Stad, Suburbia, Buitenplaatsen, Koloniën Bij het thema Stad is
opvallend dat er door particulieren nauwelijks huizen in het centrum
zijn gebouwd. De meeste opdrachtgevers hebben hun woningen aan de
randen van de steden laten bouwen, zoals C.H. van der Leeuw (directeur
van de Van Nellefabriek) in Rotterdam en de familie Brenninkmeijer
(eigenaar van C&A) in Amsterdam. Daarmee profiteerden zij zowel van de
stedelijkheid van de grote stad als van de rust van de buitenwijk. De
huizen die getoond worden bij het thema Suburbia, zijn huizen die
gebouwd zijn in kleinere steden of dorpen. Zo is op de tentoonstelling
een maquette te zien van het opmerkelijke Russisch Paleisje in
Amersfoort van Piet Blom (1993). Ook de Villa Wiessel in Apeldoorn van
de architect J.P. Kloos (1934) is een mooi voorbeeld van een woonhuis
in een suburbane omgeving.
Totaalontwerpen en 'Gesamtkunstwerken' zijn te vinden bij het thema
Buitenplaatsen zoals Villa Gooilust in Bussum van A.C. Bleys (1912) en
Landgoed Duin en Kruidberg in Santpoort van de gebroeders Van
Nieukerken (1906). De architecten maakten niet alleen het ontwerp voor
het landgoed, maar ook voor het interieur, de parken en tuinen, tot
aan het bestek en het glaswerk toe. Van Kasteel de Haar van Cuypers
bijvoorbeeld, zijn niet alleen mooie presentatietekeningen te zien,
maar ook glas- en textielontwerpen. Bij deze projecten was sprake van
een nauwe relatie tussen de opdrachtgever en de architect. De dromen
van de opdrachtgever werden door de architect in de ontwerpen
verwerkt.
Bijzonder zijn de ontwerpen van architecten die werkzaam zijn geweest
in de voormalige koloniën. De documenten die het NAi bewaard zijn
schaars en de dossiers vaak gehavend door de roerige geschiedenis.

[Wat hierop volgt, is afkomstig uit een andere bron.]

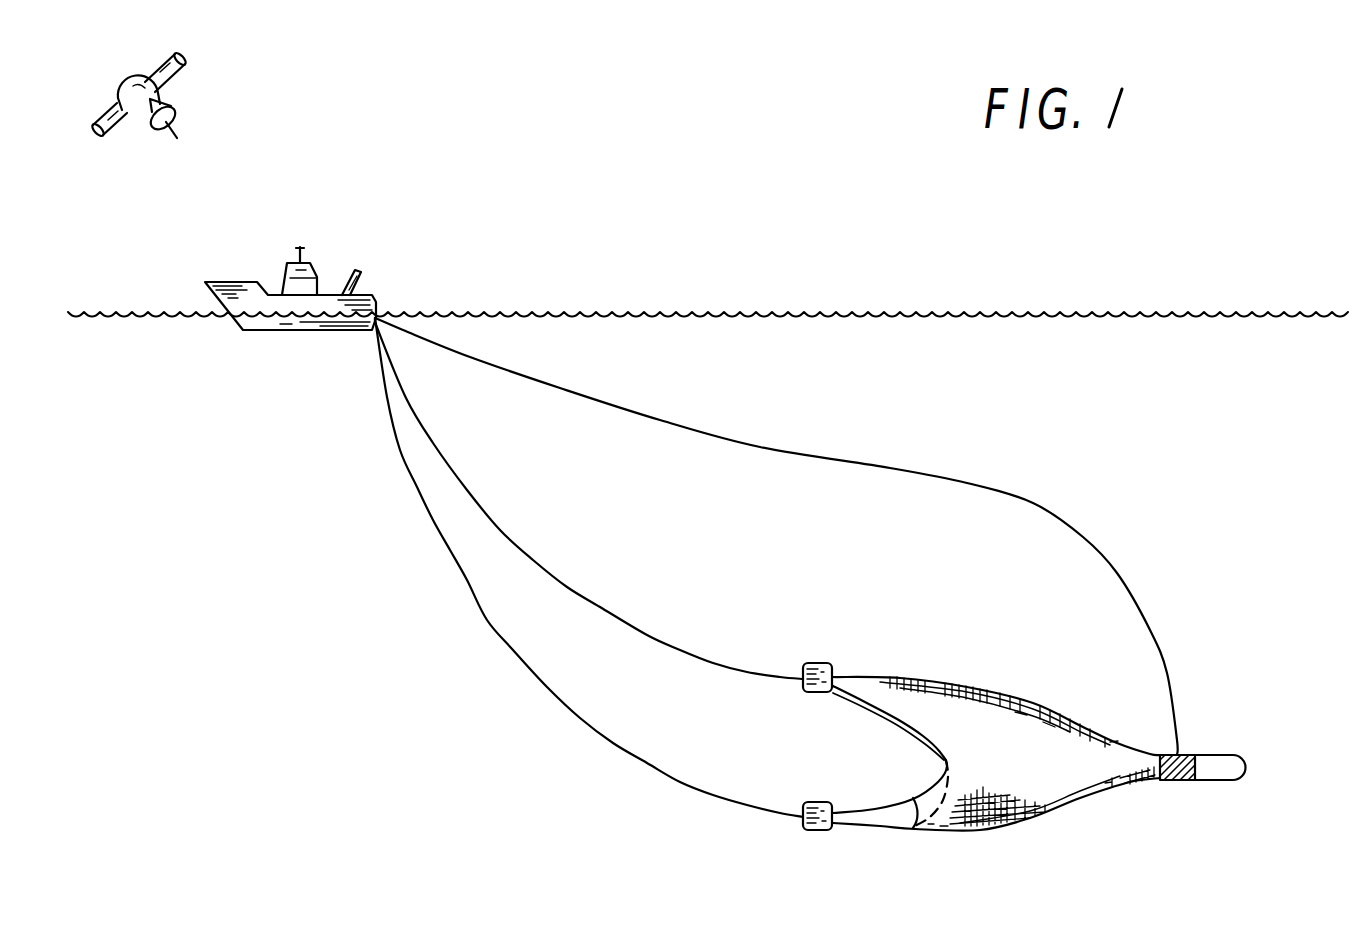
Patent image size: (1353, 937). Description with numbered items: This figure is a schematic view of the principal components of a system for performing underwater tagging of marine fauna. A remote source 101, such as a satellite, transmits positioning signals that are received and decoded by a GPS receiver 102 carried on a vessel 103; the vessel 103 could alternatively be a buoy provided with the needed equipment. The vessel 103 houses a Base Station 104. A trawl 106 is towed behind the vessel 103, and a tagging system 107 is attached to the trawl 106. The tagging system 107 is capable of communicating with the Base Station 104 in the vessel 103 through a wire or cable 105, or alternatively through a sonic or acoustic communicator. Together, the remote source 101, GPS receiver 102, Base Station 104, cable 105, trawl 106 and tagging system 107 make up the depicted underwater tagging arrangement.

The remote source 101 is at (167, 94).
The GPS receiver 102 is at (303, 251).
The vessel 103 is at (312, 330).
The Base Station 104 is at (320, 270).
The wire or cable 105 is at (1028, 500).
The trawl 106 is at (987, 720).
The tagging system 107 is at (1177, 780).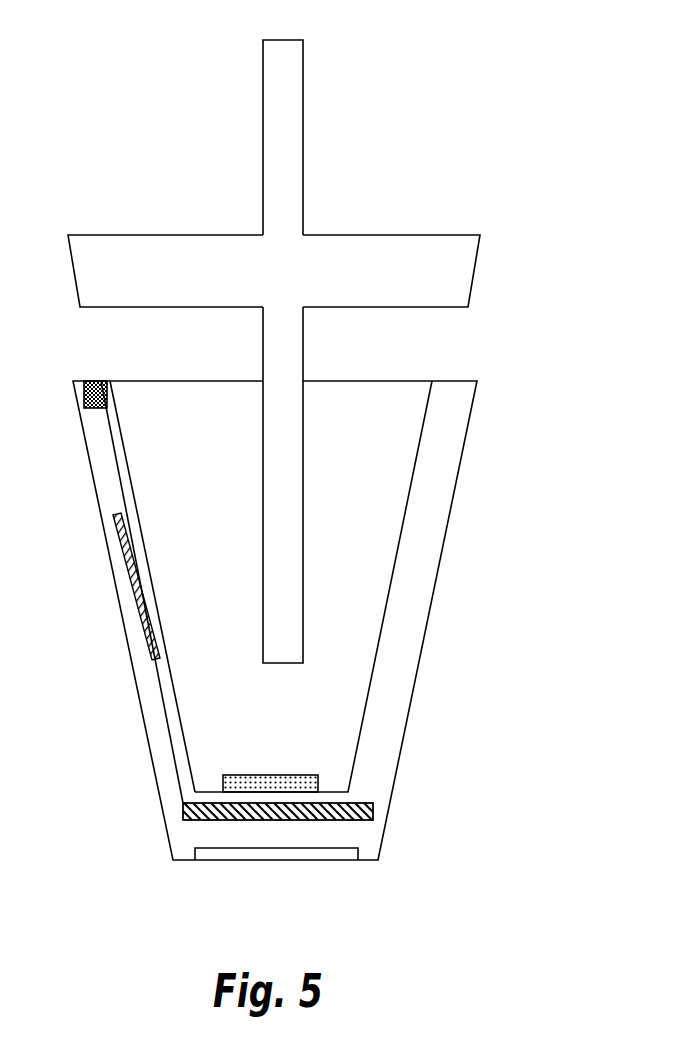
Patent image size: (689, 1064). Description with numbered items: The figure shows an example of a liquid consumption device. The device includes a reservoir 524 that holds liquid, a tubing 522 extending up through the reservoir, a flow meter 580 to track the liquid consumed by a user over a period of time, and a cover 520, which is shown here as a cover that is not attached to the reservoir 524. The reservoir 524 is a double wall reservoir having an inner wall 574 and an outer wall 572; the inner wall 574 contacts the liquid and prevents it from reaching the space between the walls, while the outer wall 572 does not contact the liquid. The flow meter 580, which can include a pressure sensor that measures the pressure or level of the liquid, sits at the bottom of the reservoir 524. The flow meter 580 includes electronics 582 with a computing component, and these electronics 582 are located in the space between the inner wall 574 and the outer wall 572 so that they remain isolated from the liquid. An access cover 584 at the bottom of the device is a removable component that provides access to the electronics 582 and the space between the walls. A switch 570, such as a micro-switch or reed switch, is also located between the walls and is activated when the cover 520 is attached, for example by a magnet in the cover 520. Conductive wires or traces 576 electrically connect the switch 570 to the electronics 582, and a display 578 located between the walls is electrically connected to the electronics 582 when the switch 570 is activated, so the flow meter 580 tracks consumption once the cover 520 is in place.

The cover 520 is at (120, 235).
The tubing 522 is at (303, 63).
The reservoir 524 is at (203, 388).
The switch 570 is at (88, 381).
The outer wall 572 is at (467, 423).
The inner wall 574 is at (421, 411).
The conductive wires or traces 576 is at (120, 492).
The display 578 is at (130, 568).
The flow meter 580 is at (268, 770).
The electronics 582 is at (373, 810).
The access cover 584 is at (360, 858).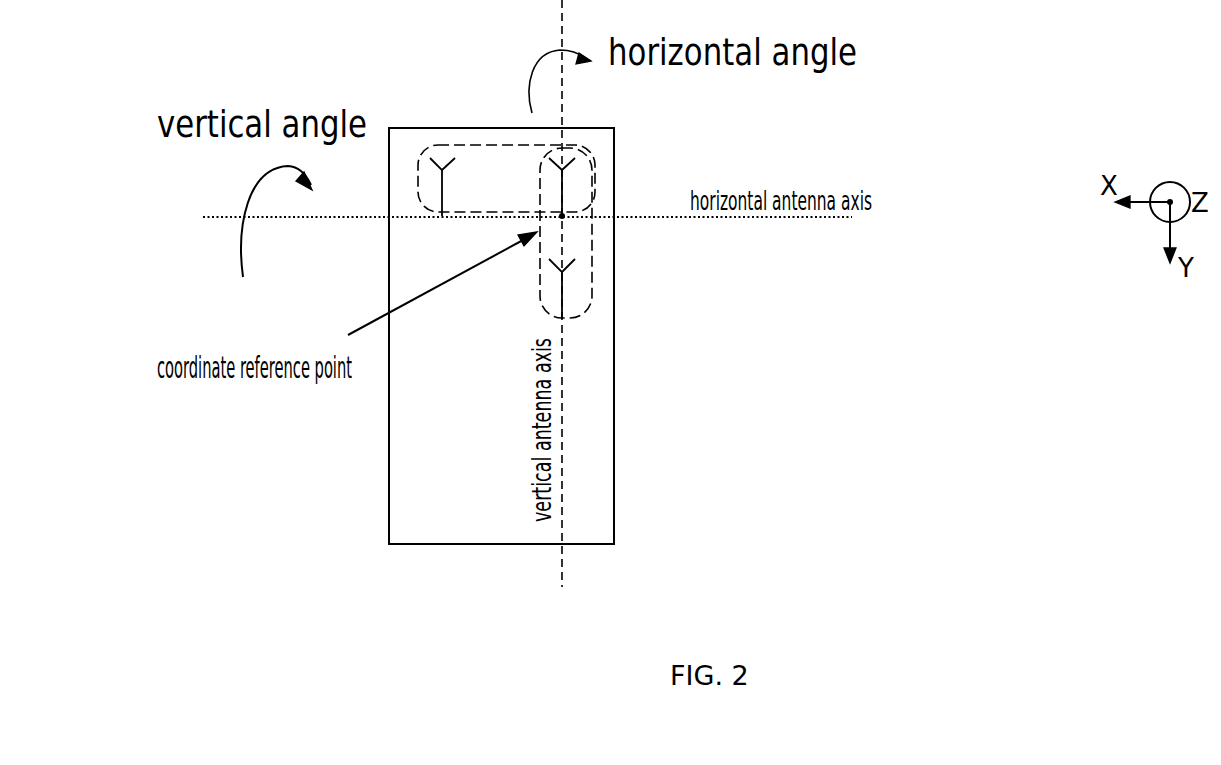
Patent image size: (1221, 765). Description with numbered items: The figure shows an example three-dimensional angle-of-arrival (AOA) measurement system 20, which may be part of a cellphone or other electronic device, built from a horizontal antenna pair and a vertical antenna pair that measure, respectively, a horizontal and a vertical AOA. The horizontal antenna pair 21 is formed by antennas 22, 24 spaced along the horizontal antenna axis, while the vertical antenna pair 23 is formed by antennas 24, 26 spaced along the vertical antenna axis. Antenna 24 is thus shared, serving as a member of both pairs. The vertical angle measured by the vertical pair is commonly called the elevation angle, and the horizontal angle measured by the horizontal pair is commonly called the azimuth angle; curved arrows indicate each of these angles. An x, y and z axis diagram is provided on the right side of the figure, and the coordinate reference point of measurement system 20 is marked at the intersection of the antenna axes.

Toch zijn er een aantal mooie voorbeelden te zien van de architecten
J. Th. van Oyen en Liem Bwan Tjie in het voormalig Nederlands-Indië en
van Auke Komter in Suriname.
selectie schatkamer De collectie van het NAi omvat maar liefst 450
archieven en 150 verzamelingen van architecten. Tezamen zijn deze
archieven meer dan 15 kilometer lang. Bij de selectie van de projecten
is veel oog geweest voor de visuele kenmerken. Verrassend is dat de
tentoonstelling geen overzicht van architectuurhistorische
hoogtepunten is, maar een totaalbeeld schetst van de architectuur van
woonhuizen in Nederland. Daarbij zijn een groot aantal onbekende
projecten door fantastische tekeningen gedocumenteerd.
De tentoonstelling is door Joyce Langezaal vormgegeven als een
schatkamer waarin je alleen op bijzondere dagen een kijkje kan nemen.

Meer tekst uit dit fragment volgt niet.